Senior Director, GRA CMC

Company Overview

Our Mission: At Esperion, we are working tirelessly to deliver innovative medicines that help patients reach their goals today, tomorrow, and into the future.

Esperion is a fully remote based company with a corporate headquarters located in Ann Arbor, MI. The Company offers a competitive salary including a performance-based bonus program and stock-based compensation, a comprehensive benefits package including a 401(k) matching plan and health insurance, and paid time off and holidays.

Position Title: Senior Director, Global Regulatory Affairs - Chemistry Manufacturing Controls (CMC)

The Senior Director of Global Regulatory Affairs will be responsible for the design, preparation and execution of global regulatory strategies in support of our drug development and post-approval lifecycle programs.

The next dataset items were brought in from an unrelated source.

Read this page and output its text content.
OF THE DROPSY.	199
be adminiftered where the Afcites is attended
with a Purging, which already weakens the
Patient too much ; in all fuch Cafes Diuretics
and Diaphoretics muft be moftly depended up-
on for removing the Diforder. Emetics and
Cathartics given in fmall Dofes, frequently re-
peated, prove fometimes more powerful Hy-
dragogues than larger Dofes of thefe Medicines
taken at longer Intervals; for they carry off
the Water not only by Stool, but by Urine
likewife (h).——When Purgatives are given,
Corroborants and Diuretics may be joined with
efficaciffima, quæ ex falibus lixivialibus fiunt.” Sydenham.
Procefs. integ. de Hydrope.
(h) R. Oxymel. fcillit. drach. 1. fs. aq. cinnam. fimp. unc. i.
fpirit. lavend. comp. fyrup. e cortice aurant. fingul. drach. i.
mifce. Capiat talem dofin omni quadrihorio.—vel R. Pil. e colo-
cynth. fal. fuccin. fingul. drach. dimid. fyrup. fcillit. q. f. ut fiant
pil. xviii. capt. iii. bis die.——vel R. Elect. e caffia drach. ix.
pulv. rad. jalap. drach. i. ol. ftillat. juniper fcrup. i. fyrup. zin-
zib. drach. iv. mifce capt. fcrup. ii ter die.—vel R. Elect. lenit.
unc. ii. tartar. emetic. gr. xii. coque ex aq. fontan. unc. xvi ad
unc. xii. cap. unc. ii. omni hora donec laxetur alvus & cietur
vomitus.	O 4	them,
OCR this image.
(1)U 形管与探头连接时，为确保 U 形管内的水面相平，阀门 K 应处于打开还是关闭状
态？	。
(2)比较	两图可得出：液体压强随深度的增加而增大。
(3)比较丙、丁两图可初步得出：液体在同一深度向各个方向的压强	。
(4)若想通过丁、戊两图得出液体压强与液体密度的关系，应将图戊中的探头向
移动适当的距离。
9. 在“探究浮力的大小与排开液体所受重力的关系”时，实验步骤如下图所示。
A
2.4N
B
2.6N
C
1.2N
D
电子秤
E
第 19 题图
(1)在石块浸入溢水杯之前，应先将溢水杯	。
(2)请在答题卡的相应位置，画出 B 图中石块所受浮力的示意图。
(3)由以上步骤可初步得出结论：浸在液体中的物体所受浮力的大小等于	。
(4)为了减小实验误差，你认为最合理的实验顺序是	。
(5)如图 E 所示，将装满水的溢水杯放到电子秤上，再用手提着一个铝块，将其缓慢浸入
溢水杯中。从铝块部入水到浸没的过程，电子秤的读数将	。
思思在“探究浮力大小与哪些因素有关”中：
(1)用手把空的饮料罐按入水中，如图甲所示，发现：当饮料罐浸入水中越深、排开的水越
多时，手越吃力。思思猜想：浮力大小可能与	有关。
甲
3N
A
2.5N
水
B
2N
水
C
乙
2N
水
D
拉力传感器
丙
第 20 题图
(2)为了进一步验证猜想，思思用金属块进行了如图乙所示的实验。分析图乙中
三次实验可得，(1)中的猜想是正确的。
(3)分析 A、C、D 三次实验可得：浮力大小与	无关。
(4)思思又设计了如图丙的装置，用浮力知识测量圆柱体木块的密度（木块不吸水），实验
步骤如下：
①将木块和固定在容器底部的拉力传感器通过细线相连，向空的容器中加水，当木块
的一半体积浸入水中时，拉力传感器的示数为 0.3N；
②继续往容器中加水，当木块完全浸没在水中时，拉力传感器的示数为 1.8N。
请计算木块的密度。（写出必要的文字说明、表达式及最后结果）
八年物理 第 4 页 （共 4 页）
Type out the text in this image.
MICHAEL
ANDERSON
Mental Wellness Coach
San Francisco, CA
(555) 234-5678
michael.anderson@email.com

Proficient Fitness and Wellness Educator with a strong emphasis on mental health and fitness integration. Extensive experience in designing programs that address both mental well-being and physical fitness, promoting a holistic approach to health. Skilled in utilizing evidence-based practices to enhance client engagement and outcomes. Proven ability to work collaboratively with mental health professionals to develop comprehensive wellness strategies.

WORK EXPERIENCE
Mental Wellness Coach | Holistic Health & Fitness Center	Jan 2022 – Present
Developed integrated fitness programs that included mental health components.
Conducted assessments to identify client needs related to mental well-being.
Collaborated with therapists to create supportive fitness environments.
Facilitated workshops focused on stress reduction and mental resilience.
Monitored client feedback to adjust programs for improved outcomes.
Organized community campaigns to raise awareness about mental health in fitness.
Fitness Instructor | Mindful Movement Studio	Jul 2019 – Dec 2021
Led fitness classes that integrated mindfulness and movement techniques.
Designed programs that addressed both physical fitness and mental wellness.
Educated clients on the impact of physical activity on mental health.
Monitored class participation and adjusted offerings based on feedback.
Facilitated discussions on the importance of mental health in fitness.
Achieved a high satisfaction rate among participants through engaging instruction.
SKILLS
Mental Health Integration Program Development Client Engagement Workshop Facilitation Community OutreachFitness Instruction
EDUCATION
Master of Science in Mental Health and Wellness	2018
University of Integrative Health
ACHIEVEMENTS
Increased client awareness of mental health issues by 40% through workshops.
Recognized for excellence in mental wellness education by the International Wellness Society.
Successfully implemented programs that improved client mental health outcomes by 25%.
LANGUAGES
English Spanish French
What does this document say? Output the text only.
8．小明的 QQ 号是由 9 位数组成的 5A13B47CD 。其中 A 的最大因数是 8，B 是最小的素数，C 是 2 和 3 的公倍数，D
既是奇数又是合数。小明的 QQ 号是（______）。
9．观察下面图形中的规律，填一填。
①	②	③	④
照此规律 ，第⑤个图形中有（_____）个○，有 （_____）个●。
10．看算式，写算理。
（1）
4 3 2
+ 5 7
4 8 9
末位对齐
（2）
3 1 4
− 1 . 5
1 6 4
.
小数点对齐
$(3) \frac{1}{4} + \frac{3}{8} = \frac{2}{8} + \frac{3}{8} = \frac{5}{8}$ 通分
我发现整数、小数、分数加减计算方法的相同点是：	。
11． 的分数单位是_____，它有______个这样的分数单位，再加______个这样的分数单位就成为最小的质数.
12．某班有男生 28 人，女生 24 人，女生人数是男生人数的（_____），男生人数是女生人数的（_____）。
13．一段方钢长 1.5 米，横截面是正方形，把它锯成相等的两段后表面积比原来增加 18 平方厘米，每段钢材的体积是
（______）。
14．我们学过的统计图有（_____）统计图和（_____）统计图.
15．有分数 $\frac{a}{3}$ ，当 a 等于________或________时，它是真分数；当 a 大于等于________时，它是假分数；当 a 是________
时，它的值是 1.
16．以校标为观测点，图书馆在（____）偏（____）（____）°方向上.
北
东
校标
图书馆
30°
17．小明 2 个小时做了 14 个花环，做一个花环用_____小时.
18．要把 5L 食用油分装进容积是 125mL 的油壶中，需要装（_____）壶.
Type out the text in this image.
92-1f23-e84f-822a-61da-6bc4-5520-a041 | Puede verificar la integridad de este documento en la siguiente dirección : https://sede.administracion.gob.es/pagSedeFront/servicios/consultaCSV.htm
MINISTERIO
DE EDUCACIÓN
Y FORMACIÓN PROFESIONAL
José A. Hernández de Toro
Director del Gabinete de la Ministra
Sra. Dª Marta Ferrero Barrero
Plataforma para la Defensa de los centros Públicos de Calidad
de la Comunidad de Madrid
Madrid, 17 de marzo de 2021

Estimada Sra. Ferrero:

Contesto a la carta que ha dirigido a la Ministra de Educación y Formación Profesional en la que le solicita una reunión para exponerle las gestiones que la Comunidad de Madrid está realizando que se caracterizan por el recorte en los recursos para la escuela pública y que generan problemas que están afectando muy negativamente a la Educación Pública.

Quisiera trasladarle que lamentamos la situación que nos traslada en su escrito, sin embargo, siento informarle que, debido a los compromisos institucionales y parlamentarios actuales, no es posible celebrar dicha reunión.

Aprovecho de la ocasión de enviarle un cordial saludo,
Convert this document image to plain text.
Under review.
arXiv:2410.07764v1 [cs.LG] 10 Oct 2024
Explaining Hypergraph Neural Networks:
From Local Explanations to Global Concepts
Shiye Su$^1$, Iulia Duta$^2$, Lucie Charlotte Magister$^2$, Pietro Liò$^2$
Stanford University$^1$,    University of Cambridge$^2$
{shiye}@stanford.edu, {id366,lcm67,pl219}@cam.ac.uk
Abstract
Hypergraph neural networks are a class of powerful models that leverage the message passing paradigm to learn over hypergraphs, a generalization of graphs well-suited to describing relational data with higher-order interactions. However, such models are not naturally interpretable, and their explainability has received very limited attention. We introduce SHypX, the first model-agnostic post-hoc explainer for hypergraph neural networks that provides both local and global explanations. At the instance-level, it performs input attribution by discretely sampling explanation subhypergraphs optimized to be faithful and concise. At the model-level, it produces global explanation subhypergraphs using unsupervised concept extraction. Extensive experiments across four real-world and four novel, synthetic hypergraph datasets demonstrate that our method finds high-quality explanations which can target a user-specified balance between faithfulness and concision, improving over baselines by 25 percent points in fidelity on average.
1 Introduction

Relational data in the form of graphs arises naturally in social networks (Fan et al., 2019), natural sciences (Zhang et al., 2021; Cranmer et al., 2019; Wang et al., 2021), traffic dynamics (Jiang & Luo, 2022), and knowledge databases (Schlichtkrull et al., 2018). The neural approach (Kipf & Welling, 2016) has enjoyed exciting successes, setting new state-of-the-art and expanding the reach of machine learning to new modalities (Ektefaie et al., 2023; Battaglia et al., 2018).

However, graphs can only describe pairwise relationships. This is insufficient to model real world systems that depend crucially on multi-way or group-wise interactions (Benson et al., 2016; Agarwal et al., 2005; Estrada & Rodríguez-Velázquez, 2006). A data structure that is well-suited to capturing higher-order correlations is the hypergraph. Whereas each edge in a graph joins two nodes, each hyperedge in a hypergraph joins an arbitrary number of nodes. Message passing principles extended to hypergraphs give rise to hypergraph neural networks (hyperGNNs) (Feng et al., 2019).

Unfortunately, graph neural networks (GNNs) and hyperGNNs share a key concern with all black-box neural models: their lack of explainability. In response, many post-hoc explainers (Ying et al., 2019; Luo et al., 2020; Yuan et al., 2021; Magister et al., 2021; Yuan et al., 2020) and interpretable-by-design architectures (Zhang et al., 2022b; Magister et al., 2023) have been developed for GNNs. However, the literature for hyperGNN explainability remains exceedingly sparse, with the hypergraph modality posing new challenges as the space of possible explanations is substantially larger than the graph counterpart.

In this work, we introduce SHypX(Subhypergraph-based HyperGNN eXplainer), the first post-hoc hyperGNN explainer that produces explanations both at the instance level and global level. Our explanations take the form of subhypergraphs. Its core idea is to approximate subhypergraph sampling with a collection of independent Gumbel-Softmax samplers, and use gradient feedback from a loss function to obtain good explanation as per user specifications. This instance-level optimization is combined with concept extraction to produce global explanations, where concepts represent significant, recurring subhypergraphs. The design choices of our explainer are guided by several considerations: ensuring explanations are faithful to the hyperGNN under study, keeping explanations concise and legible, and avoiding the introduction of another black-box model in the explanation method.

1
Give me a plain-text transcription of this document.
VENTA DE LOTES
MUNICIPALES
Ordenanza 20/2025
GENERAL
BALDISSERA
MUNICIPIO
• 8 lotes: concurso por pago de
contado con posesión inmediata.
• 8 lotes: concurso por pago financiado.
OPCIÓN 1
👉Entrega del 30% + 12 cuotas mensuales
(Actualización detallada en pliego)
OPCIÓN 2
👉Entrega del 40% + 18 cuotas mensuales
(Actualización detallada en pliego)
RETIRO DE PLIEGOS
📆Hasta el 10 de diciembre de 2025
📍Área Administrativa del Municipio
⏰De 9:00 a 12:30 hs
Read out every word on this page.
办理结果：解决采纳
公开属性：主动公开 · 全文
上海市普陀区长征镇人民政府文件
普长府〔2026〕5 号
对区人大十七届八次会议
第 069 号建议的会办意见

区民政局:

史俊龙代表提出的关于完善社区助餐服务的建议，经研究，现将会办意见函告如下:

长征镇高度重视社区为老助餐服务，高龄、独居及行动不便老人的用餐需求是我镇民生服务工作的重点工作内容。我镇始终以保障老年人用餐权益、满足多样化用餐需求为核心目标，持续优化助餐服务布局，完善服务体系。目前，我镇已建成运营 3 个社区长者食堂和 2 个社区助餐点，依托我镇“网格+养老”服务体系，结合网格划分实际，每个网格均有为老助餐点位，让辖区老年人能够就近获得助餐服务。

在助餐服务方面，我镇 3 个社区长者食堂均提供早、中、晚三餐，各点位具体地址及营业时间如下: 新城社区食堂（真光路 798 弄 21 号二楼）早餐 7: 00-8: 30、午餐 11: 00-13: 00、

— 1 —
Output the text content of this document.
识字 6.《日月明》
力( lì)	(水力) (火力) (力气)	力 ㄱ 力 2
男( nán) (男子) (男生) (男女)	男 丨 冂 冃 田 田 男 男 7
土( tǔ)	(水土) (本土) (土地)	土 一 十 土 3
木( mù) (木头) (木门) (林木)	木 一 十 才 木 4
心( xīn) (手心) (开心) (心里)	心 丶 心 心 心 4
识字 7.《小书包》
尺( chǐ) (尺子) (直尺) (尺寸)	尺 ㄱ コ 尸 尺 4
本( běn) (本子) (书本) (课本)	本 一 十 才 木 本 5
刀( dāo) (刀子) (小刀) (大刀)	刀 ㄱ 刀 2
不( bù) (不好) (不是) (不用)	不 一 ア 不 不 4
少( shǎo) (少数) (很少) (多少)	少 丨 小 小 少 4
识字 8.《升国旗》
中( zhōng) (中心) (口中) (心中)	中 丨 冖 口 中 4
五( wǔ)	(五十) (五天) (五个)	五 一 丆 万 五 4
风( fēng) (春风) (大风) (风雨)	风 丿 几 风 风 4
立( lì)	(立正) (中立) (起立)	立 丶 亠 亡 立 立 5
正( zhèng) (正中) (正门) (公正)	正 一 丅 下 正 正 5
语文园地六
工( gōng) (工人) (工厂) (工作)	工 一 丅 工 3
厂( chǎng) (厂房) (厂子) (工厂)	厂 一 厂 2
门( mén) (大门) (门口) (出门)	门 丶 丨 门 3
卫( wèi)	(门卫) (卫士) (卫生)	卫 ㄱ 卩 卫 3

Available as a remote position from a home-based office.

Preferred Location: Remote - US

Essential Duties and Responsibilities*

• Provide leadership for Global Regulatory Affairs (GRA) CMC, overseeing strategy development and execution.
• Manage and develop the GRA CMC team to ensure timely and effective regulatory support for investigational and commercial products.
• Develop and implement global and regional CMC regulatory strategies, assessing risks and mitigation plans in alignment with Health Authority requirements.
• Serve as the GRA CMC representative in cross-functional teams for Technical Operations (Tech Ops) and Quality Management (QM) or delegate as needed.
• Oversee the planning, preparation, and approval of high-quality regulatory CMC submissions across all development phases and lifecycle management.
• Lead or delegate document development, coordinating comment resolution meetings as needed.
• Engage in successful interactions and negotiations with global Health Authorities, ensuring compliance with commitments and deadlines.
• Collaborate with Alliance Management and Tech Ops to align post-approval CMC change strategies with business partners per licensing, supply, and quality agreements.
• Stay updated on global regulatory changes, advising teams on compliance and impact assessments.
• Ensure timely delivery of CMC programs, project plans, and strategic initiatives.
• Build and maintain strong relationships with internal and external stakeholders.
• Contribute to corporate and departmental policies, processes, and procedures to enhance performance and regulatory alignment.
• Provide regulatory due diligence and strategic advice as needed.

*additional duties and responsibilities as assigned

Qualifications (Education & Experience)

• Bachelor's degree in health/life sciences (e.g., Chemistry, Pharmacy, Biology) required; Advanced degree preferred and a minimum of 12 years in global regulatory CMC within pharmaceutical development or biopharmaceutical manufacturing, with strong technical leadership and 8 years of direct management experience.
• Preferred experience with small molecules, including solid oral dosage forms, oral solutions, suspensions, and immediate-/modified-release products.
• Proven ability to develop and implement complex CMC regulatory strategies, assess risks, and execute mitigation plans.
• Experience leading successful engagements with local and global regulatory agencies.
• Deep understanding of regional/global CMC regulations and their application to regulatory submissions for development, marketing applications, and lifecycle management.
• Extensive experience in authoring and reviewing CMC content for regulatory submissions.
• Strong experience building, leading, and developing high-performing Regulatory CMC or CMC authoring teams.
• Demonstrated leadership in cross-functional collaboration, problem-solving, and decision-making, with a proven track record of influencing multidisciplinary teams.
• Strong analytical, interpretive, and technical writing abilities; excellent verbal and written communication.
• Proficient in Microsoft Office (Word, Excel, PowerPoint) and electronic document management systems.
• Willingness to travel domestically and internationally as needed.